Sabtu, 15 Agustus 2009

wawancara bahasa

Laporan Bahasa Indonesia
”Petugas Pembersih Jalanan
Guru pengampu:
Ibu Irma


Disusun oleh:
Nama : Plasidus Bimo Aditya
Kelas/ no: XIS2/20






SMA Gonzaga
Jakarta
2009


kisah Si Pembersih Jalanan

Dinginnya angin masih terasa di tubuh. Udara pun masih segar terasa. Tak terlalu banyak asap di jalan, karena memang belum banyak kendaraan yang berlalu-lalang. Matahari pun belum sepenuhnya muncul di langit. Ketika semua masih terlihat gelap, Yuyu Wahyudin sudah berada di jalanan dengan “bekalnya” setiap hari, sapu lidi besar dan gerobak sampah.

Ujung-ujung sapu lidi itu mulai disentuhkan ke jalanan dan mulai menggeser sampah-sampah yang ada di pinggiran jalan. Setiap hari, dari pukul 05.00 wib sampai pukul 10.00 wib, pria yang memakai baju seragam kuning dari Dinas Kebersihan ini berjalan menelusuri pinggiran jalan perempatan Manggarai sampai depan Pasar Rumput. Jalanan yang tadinya penuh dengan sampah yang berserakan, kemudian menjadi lebih bersih dari sebelumnya. Walaupun terkena debu dan bergelut dengan sampah, ia tetap melakukan pekerjaannya

Itulah pekerjaan Yuyu Wahyudin selama sembilan bulan terakhir ini. Demi menghidupi seorang isteri dan tiga orang anaknya, ia harus sabar melakukan pekerjaannya ini. Gajinya tidaklah besar. Hanya Rp320.000 per bulannya. Dengan gaji yang seadanya ini ia harus tetap bisa menghidupi dirinya dan keluarga.

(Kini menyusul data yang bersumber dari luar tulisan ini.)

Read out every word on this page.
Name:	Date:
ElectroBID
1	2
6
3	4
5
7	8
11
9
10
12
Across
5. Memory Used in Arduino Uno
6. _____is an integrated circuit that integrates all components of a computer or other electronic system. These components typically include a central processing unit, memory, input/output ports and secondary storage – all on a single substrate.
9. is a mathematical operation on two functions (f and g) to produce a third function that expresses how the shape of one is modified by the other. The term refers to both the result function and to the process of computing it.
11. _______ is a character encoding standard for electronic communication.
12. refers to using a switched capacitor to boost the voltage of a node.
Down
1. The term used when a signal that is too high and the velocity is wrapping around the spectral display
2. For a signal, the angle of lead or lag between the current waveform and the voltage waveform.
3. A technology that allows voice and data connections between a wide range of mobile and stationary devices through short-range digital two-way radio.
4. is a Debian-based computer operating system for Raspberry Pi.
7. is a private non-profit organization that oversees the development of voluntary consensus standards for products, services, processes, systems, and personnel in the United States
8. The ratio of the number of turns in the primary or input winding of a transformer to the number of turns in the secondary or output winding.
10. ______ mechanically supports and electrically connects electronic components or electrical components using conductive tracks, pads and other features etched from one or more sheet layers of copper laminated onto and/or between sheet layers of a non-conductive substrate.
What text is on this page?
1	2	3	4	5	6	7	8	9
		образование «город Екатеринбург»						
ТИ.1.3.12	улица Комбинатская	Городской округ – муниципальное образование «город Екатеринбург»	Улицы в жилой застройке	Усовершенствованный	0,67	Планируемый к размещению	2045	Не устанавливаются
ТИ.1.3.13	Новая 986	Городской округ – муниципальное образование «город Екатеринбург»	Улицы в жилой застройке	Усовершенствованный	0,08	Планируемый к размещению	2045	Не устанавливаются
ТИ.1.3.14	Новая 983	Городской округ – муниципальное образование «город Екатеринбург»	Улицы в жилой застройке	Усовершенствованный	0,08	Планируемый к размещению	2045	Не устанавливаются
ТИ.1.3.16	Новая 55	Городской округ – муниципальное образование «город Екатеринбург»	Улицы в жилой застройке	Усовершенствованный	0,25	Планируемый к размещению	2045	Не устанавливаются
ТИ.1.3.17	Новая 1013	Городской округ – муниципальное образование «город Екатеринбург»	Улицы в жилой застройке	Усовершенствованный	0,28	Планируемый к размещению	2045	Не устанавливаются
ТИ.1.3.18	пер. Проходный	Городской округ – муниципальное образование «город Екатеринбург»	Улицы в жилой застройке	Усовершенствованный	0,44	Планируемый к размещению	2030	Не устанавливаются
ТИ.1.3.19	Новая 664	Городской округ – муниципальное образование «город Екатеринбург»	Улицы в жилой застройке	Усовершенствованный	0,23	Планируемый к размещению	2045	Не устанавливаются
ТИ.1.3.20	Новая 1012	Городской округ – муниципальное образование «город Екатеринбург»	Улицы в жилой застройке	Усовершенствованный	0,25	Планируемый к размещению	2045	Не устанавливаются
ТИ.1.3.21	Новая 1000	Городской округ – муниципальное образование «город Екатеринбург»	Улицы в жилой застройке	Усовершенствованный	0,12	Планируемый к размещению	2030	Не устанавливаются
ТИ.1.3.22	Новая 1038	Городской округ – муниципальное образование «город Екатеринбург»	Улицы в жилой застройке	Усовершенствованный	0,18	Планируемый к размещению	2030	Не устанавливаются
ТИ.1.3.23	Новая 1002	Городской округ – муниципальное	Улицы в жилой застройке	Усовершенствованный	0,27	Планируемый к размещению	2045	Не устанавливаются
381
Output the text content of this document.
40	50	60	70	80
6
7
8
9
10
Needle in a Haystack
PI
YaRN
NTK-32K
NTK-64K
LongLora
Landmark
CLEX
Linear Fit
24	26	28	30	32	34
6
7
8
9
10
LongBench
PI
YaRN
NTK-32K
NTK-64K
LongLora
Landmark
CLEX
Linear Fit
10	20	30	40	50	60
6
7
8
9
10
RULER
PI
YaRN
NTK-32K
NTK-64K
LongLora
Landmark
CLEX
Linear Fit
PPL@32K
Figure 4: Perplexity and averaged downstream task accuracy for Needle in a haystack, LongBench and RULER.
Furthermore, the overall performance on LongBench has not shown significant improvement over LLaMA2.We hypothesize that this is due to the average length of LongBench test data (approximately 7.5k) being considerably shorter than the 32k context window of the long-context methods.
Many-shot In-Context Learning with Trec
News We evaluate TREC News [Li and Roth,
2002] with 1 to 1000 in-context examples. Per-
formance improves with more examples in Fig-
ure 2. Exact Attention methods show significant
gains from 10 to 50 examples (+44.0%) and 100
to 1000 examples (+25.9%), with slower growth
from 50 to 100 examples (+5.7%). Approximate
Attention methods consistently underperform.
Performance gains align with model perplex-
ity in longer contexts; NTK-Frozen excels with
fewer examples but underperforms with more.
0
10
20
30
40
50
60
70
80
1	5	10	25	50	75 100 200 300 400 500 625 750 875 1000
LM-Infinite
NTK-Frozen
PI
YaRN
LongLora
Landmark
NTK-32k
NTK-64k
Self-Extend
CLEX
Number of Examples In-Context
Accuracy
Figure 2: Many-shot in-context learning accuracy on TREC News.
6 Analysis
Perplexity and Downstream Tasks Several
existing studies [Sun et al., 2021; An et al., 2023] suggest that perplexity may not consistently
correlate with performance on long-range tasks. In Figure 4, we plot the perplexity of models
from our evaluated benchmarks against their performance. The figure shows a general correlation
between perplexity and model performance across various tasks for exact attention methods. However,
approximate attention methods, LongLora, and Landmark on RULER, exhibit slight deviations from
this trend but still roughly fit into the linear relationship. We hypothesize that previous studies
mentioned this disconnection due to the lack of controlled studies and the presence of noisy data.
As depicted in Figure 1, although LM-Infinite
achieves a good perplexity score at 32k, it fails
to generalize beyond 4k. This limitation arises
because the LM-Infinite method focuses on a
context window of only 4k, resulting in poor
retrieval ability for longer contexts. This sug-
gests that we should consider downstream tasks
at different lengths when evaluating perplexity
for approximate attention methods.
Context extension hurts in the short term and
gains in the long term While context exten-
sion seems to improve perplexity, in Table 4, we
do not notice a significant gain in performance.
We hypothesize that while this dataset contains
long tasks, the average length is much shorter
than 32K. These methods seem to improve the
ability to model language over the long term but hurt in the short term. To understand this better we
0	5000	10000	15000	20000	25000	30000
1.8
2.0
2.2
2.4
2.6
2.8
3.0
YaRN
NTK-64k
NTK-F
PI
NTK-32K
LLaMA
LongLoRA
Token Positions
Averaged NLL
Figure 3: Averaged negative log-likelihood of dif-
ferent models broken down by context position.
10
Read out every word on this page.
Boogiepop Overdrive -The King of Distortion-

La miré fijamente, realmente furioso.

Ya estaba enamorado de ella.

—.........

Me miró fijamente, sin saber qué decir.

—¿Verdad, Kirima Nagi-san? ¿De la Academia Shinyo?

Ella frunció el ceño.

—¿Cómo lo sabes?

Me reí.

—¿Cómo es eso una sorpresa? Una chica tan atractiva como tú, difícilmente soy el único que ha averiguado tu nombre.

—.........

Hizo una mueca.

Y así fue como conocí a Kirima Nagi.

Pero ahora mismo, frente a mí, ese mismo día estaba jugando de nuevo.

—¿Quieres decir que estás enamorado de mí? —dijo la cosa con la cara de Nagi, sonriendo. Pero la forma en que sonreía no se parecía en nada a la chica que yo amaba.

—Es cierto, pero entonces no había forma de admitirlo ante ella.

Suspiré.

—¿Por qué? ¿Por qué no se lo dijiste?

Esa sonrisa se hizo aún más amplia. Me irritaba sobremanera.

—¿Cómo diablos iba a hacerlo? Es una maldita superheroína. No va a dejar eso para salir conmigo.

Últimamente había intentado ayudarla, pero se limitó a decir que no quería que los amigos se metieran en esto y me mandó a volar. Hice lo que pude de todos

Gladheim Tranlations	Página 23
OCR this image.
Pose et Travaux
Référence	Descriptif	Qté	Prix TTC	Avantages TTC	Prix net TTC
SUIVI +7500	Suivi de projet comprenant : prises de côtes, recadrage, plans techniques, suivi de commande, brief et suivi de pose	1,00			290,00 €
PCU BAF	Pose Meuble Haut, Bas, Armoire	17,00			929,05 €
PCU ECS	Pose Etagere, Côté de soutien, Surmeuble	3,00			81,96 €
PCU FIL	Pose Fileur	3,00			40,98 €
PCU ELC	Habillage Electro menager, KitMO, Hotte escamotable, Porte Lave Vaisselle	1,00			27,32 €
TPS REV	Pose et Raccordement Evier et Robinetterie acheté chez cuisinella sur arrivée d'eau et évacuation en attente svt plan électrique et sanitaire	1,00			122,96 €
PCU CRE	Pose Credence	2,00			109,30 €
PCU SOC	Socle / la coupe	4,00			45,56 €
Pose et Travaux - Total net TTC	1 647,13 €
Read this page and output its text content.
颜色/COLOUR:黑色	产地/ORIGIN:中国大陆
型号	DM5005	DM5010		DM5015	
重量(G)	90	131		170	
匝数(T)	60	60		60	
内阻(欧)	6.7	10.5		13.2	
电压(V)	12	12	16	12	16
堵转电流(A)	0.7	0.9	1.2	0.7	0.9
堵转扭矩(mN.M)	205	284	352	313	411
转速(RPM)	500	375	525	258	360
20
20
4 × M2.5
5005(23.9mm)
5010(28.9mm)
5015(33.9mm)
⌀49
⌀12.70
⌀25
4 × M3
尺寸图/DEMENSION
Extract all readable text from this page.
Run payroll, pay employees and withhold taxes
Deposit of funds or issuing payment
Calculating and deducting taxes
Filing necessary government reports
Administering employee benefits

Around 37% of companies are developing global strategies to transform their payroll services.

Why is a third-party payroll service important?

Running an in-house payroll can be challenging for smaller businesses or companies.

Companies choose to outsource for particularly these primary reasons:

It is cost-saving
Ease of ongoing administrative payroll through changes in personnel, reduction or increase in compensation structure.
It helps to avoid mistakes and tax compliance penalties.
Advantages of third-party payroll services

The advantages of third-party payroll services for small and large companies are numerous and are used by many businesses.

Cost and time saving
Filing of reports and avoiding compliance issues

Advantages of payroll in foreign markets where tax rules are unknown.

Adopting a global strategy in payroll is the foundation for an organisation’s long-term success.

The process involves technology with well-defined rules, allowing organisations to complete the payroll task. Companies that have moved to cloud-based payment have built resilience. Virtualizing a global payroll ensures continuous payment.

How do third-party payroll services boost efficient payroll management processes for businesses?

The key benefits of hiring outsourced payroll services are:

Sebagai pegawai honorer, ia masih beruntung masih dapat menyekolahkan anak-anaknya. Walaupun anak pertanmanya, yang baru saja lulus dari SLTP belum dapat melanjutkan pendidikannnya itu. “Saya tidak ada biaya. Belum cukup untuk melanjutkan sekolah anak saya yang pertama. Adik-adiknya juga masih butuh biaya untuk sekolah. Sekarang anak ke dua saya baru kelas 5 SD, dan yang ke tiga baru kelas 1 SD,” tuturnya.
Dengan gaji yang kecil itu, pastilah sangat sulit untuk memenuhi kebutuhan sehari-harinya. Karena itu, selain menjadi penyapu jalananan ia pun menjadi penjual sepatu bola keliling. Dan untuk menyalurkan hobinya, terkadang ia mejadi pelatih sepak bola untuk para pedagang di Tegallega. Sambil melatih, ia pun membawa dagangan sepatunya untuk ditawarkan dan dijual pada teman-temannnya itu.

Walaupun pekerjaanya selalu bergelut dengan sampah dan polusi udara, yang dapat mengganggu kesehatannya, sebagai pegawai honorer ia masih belum mendapatkan asuransi kesehatan. “Wah, kalau itu masih belum dapat. Kan saya masih honorer. Mungkin nanti setelah dua tahun bekerja akan ada perubahan. Dan kalau bisa sih gajinya dianikkan lagi lah,” harap pria kelahiran 10 November 1974 ini.
Dari kisah pak Yuyu kita belajar bahwa suatu perjuangan keras demi pencapaian sesuatu meurapakan hal yang mutlak bagi siapapun yang ingin berhasil. Walaupun hidup serba keterbatasan Yuyu selalu bersyukur mengenai apa yang telah ia dapat. Banyak nilai-nilai kehidupan yang telah aku dapat. Salah satunya adalah bagaimana tidak cepat mengeluh dan berjuang keras demi pencapaqian sesuatu. Mentalitas inilah yang harus kutiru demi mennyelesaikan studiku di SMA Gonzaga. Dalam kerja keras itulah kita memberikan kemampuan terbaik yang kita miliki, dan setelah itu kita boleh berharap akan hasil yang memuaskan. Hari ini kita belajar lagi mengenai nilai hidup dari seorang Yuyu Wahyudin petugas penyapu jalanan. Semoga tulisan ini menjadi inspirasi kita bersama.